Others painted the visual arts as re-mediation tactics. Deirdre Smith, in her reading of Juliana Huxtable’s exhibition Infertility Industrial Complex, limned its “zoomorphic feminism” as a protest against the intersecting oppressions of speciesism, racism, and transphobia. Yuping Hsu’s study of Twelve Nights–a documentary about the abject conditions of an animal shelter in Taiwan–exposed the power of film to transform popular opinion and influence legislative decision-making, namely the country’s euthanasia policy. Amanda Cortez presented an anthropological project on Peru’s tourism industry that used photography to counter state discourses about Quechua women and their animal companions. My own paper ethnographically analyzed three architectural installations at the Brooklyn Botanic Garden built for avian inhabitants. Their vision of a multispecies built environment dovetailed with Vinisha Basnet’s proposal for a more-than-human conception of urban planning that recognizes the co-constitution of different forms of life (in her case: crows and the silk-producing Kond people of Eastern India).
 
Three final contributions on the performing arts shined a spotlight on the past, promise, and peril of positioning animals center-stage. Kim Marra, in our last plenary, screened clips from her documentary The Pull of Horses to show how gender identity in late 19th century America tacked on the back of equine labor in theater, sport, and the circus. “Big Fred,” the scale model of an American Standardbred that she constructed for an exhibition of the same title, presided over the week’s proceedings (Figure 4). Similarly, Deke Weaver offered us a preview of Cetacean (Figure 5); the latest entry in his Unreliable Bestiary series, this multi-media performance dove into the toxic legacy of consumer capitalism and the multiple registers—mythological, economic, taxonomic, legal—in which whales breach human society. In an ethnomusicological riff on freestyle dressage and nonhuman musicality, Jack Harrison cautioned that the staging of animal agency frequently masks its all-too-human choreography.
Figure 4: An equestrian’s perspective (photo credit: Austin Hoffman)
Figure 4: An equestrian’s perspective (photo credit: Austin Hoffman)
 
Figure 5: Cetacean rehearsal (author’s photo)
Figure 5: Cetacean rehearsal (author’s photo)

Crossing Disciplines, Crossing Species
 
What animated our interdisciplinary exchange, then, were human-animal relations in all their facets, biological and cultural.
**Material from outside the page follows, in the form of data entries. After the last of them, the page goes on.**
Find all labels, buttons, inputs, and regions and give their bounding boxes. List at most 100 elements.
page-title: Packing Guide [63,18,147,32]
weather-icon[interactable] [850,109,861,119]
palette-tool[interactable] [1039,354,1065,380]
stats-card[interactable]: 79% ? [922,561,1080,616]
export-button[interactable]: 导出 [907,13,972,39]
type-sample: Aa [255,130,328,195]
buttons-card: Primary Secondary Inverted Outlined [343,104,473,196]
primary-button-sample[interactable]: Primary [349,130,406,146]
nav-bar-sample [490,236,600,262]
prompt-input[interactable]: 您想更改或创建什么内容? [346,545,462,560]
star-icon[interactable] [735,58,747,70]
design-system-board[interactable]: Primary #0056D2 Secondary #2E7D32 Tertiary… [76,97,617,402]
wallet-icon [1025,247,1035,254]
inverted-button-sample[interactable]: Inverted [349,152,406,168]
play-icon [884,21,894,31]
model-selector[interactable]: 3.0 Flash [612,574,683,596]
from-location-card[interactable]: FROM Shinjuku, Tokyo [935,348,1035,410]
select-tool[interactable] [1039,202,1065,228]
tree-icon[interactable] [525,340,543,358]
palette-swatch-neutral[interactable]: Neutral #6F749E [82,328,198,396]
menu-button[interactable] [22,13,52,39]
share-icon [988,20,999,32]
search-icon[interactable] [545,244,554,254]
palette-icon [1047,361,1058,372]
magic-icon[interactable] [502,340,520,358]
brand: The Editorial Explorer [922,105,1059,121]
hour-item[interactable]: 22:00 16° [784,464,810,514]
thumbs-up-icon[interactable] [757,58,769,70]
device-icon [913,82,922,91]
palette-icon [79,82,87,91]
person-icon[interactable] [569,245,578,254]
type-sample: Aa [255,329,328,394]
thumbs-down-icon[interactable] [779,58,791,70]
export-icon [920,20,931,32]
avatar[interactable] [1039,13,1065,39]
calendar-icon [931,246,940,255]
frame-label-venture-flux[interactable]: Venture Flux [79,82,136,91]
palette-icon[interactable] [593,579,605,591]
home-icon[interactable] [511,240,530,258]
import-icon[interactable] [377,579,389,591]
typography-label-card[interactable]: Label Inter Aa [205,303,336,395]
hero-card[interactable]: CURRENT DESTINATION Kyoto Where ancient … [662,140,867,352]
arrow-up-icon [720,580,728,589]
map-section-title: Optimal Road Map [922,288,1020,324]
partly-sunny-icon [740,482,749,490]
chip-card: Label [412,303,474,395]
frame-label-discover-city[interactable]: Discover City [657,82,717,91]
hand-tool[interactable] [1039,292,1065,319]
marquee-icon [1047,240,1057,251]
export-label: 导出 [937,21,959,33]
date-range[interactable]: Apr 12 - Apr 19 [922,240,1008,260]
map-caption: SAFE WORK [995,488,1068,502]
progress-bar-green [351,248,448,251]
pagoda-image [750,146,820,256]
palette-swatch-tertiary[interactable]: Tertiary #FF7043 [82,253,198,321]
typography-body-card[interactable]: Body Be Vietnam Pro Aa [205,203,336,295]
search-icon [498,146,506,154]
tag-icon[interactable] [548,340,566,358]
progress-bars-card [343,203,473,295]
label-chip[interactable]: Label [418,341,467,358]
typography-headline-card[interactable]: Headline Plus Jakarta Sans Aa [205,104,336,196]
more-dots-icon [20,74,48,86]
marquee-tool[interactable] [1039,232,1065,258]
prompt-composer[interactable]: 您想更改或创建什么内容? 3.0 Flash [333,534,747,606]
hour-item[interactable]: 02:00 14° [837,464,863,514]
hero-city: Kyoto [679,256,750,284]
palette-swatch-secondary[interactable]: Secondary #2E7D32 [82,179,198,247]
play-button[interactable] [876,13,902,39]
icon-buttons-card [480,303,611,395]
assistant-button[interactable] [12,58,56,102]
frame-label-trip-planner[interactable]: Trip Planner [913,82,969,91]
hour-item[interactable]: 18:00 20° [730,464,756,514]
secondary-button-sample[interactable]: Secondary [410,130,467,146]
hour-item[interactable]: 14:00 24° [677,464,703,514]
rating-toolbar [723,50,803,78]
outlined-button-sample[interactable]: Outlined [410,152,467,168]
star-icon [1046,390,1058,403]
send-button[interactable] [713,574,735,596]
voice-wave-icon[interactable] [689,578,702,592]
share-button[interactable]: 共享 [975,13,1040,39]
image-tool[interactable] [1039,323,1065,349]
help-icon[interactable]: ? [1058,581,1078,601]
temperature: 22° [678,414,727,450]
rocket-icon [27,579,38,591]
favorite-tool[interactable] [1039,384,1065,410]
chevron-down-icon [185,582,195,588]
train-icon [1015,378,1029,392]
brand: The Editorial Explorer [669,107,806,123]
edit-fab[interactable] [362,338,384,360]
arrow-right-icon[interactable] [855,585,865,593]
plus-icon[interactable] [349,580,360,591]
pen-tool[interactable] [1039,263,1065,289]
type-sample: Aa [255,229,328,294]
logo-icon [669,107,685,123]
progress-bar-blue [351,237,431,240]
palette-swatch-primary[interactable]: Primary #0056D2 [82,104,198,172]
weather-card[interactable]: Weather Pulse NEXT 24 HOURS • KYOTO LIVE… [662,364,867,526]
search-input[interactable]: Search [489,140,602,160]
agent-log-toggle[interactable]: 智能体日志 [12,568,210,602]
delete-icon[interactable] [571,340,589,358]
These were power-laden relations: relations reared in the constitutive matrix where “species” meets axes of social inequality, histories of race, gender, class, Indigeneity, and sexuality. They told of domination and of oppression but also of hope and of healing. They pointed to our differences and limitations as much as our cross-species affinities and latent capabilities—in short, to our hidden gills.
 
Acknowledgements
 
The ASSI would not have been possible without the tireless assistance of Austin Hoffman; the institutional support of the Center for Advanced Study; and the generous patronage of the Brooks Institute for Animal Rights Law & Policy, whose contributions funded travel and accommodations. Thanks are also owed to the other participants, for sharing their brilliant scholarship and for granting their keen editorialism on this post.
 
Bio
 
Richard Fadok is an Assistant Editor for Backchannels. He is an anthropologist of design and multispecies ethnographer whose scholarship explores how the built environment mediates human and animal relationships in the United States. He is starting a postdoctoral fellowship with the University of Rochester Humanities Center, where he will be working on two book projects, one on biomimicry and another about habitecture. Richard was previously a Mellon Postdoctoral Fellow at the University of Pennsylvania. He received his PhD in History, Anthropology, and STS from MIT; a master’s in Biomedicine, Bioscience, and Society from LSE; and two bachelor’s in Neuroscience and in Science, Technology, and Society from Brown University.